Banco Central quer reajustar gasolina logo
da Folha Online
Após a decisão do Banco Central de elevar os juros em 0,5 ponto percentual na semana passada, ficou aberto o caminho para uma rodada de reajuste do preço dos combustíveis no país, informam Sheila D'Amorim e Humberto Medina, em reportagem publicada na edição desta quinta-feira na Folha (integra disponível para assinantes do UOL e do jornal).
O Copom (Comitê de Política Monetária) considerou em sua última reunião a possibilidade de alta na gasolina e, especialmente, no diesel. O comitê, oficialmente, projeta a manutenção dos preços neste ano, mas um dos cenários debatidos levou em conta a hipótese e pesou na decisão final. O último reajuste oficial da gasolina no país foi em 2005.

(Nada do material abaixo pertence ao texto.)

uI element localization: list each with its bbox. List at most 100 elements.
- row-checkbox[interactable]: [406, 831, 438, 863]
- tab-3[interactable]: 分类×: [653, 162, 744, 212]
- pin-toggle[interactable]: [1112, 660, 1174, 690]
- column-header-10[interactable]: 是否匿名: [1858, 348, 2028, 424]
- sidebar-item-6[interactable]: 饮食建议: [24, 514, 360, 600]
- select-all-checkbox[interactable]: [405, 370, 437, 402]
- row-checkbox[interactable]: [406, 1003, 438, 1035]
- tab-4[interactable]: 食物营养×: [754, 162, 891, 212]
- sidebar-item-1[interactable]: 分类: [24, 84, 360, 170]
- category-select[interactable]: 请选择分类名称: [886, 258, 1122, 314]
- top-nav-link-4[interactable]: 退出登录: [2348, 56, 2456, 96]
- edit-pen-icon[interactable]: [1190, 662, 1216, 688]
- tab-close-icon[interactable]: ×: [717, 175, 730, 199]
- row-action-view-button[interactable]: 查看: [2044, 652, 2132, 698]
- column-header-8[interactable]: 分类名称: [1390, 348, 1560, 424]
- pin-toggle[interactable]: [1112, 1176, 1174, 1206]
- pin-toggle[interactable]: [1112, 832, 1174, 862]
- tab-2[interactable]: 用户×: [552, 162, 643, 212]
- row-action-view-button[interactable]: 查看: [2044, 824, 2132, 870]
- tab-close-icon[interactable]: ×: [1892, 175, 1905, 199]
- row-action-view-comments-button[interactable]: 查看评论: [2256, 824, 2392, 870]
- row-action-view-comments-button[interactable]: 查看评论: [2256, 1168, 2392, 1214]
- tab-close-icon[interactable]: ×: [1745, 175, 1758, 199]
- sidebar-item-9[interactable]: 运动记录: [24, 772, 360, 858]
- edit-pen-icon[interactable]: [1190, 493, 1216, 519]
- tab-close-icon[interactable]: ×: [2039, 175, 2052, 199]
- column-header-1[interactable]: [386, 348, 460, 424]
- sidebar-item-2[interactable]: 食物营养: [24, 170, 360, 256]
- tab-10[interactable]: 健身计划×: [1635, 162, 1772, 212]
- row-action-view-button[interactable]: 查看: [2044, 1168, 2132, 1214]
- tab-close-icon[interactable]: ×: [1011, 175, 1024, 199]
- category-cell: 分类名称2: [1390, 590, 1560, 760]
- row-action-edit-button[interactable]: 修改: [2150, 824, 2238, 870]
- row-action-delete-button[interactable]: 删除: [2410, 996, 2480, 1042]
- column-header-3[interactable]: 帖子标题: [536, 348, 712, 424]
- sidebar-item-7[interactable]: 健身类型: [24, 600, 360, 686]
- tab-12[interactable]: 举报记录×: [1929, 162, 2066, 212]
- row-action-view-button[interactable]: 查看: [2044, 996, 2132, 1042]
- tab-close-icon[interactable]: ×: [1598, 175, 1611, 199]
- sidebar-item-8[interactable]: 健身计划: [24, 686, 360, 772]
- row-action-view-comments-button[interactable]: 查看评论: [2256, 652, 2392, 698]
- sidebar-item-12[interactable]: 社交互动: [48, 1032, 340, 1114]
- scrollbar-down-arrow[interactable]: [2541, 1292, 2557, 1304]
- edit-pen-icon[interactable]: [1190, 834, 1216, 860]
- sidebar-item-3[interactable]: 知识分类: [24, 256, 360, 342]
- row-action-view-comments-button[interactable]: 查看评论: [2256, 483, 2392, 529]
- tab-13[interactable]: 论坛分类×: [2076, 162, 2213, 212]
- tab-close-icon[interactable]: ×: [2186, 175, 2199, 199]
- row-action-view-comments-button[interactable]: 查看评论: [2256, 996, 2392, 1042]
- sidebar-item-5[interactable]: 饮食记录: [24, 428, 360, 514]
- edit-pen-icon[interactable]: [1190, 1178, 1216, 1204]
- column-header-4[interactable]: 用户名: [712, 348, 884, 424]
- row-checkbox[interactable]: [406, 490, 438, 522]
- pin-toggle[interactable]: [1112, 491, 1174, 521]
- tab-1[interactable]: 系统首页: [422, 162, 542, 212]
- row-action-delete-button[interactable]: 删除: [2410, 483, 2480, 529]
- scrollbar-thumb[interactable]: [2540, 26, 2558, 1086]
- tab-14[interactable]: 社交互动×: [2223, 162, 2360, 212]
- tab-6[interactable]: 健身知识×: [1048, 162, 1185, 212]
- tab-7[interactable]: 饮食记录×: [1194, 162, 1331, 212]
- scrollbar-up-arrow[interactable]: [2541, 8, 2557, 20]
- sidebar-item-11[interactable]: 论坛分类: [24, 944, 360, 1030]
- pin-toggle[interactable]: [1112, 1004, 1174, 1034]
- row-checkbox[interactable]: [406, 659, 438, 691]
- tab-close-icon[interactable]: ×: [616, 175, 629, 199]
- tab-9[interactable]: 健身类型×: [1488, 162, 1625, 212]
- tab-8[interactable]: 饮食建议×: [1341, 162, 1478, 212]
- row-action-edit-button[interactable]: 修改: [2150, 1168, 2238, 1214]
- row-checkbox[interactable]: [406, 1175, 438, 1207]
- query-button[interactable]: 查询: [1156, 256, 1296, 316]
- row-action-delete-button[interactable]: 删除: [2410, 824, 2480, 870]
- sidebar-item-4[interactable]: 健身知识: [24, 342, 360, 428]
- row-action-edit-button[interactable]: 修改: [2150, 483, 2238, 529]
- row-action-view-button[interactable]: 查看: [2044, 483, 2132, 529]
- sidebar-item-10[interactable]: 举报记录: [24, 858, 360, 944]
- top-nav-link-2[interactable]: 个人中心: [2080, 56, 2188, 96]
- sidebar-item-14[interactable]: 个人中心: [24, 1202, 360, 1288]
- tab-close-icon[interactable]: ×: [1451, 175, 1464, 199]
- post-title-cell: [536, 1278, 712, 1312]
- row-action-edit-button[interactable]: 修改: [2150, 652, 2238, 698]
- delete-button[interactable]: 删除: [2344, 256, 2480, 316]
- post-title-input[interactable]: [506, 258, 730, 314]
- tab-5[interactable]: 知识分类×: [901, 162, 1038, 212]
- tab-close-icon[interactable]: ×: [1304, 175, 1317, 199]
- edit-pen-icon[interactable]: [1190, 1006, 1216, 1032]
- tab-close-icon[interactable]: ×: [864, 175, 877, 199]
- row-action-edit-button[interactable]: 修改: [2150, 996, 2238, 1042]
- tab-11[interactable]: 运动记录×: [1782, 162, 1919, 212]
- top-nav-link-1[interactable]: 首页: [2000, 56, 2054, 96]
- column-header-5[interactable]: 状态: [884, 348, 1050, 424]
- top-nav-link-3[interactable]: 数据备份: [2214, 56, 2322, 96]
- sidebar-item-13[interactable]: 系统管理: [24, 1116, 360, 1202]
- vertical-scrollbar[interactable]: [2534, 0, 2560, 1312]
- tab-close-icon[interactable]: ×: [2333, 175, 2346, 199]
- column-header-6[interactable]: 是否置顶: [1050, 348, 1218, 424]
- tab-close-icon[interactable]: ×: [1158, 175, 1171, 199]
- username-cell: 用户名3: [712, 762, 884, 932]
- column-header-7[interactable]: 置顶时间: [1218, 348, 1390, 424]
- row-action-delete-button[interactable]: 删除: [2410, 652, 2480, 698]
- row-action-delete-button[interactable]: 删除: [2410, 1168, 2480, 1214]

No mês passado, quando a cotação do barril do petróleo ainda estava por volta de US$ 110, o Banco Central avaliava que os preços da gasolina e do gás de cozinha (bujão) não sofrerão aumentos no decorrer do ano. Nesta terça-feira (22), no entanto, o barril chegou a atingir a marca recorde de US$ 119,90.
A ata da reunião do Copom no mês passado dizia que, "independentemente do comportamento dos preços domésticos da gasolina, deve-se reconhecer que a elevação consistente dos preços internacionais do petróleo se transmite à economia doméstica tanto por meio de cadeias produtivas, como a petroquímica, quanto pela deterioração que termina produzindo nas expectativas de inflação dos agentes econômicos".
A gasolina representa quase 5% do IPCA, índice de inflação de referência para o governo. Indiretamente, ela afeta a cadeia produtiva, e a Petrobras vem aumentando preços de outros produtos como óleo combustível, nafta e querosene. Os índices de preço já captam essas elevações, que pressionam os custos das empresas.
Álcool
Segundo levantamento da ANP (Agência Nacional do Petróleo), o preço do álcool nos postos teve queda de 0,60% na semana passada, na comparação com os sete dias imediatamente anteriores. O litro do combustível era encontrado, em média, por R$ 1,477, ante R$ 1,486 verificados entre os dias 6 e 12 de abril, na média de todo o Brasil. Foram pesquisados preços em mais de 8.200 postos.
A variação é a primeira significativa nas últimas quatro semanas. Ao longo desse tempo, o litro do álcool vinha oscilando entre R$ 1,484 e R$ 1,486. A tendência é que, daqui para frente, o preço do combustível continue caindo, uma vez que a produção já está sendo reiniciada nas usinas, com o início da safra.
A redução do preço do álcool foi acompanhada pela gasolina, que teve decréscimo médio de 0,16% no preço do litro, de acordo com a pesquisa da ANP. De 13 a 19 de abril, o litro da gasolina era encontrado, em média, por R$ 2,495. Na semana anterior, custava R$ 2,499, na média de 8.745 postos em todo o país.
Em São Paulo, o litro da gasolina caiu 0,20%, passando de R$ 2,383 para R$ 2,378, na semana passada, nos postos do Estado. Para o diesel e o GNV (gás natural veicular), o levantamento da ANP não aponta variações. O litro do óleo diesel custava, em média, R$ 1,878, na semana passada. Antes, entre 6 e 12 de abril, era encontrado por R$ 1,879.
O metro cúbico do GNV custava R$ 1,440 na semana passada, de acordo com a pesquisa feita em todo o Brasil. Na semana entre 6 e 12 de abril, era encontrado por R$ 1,439.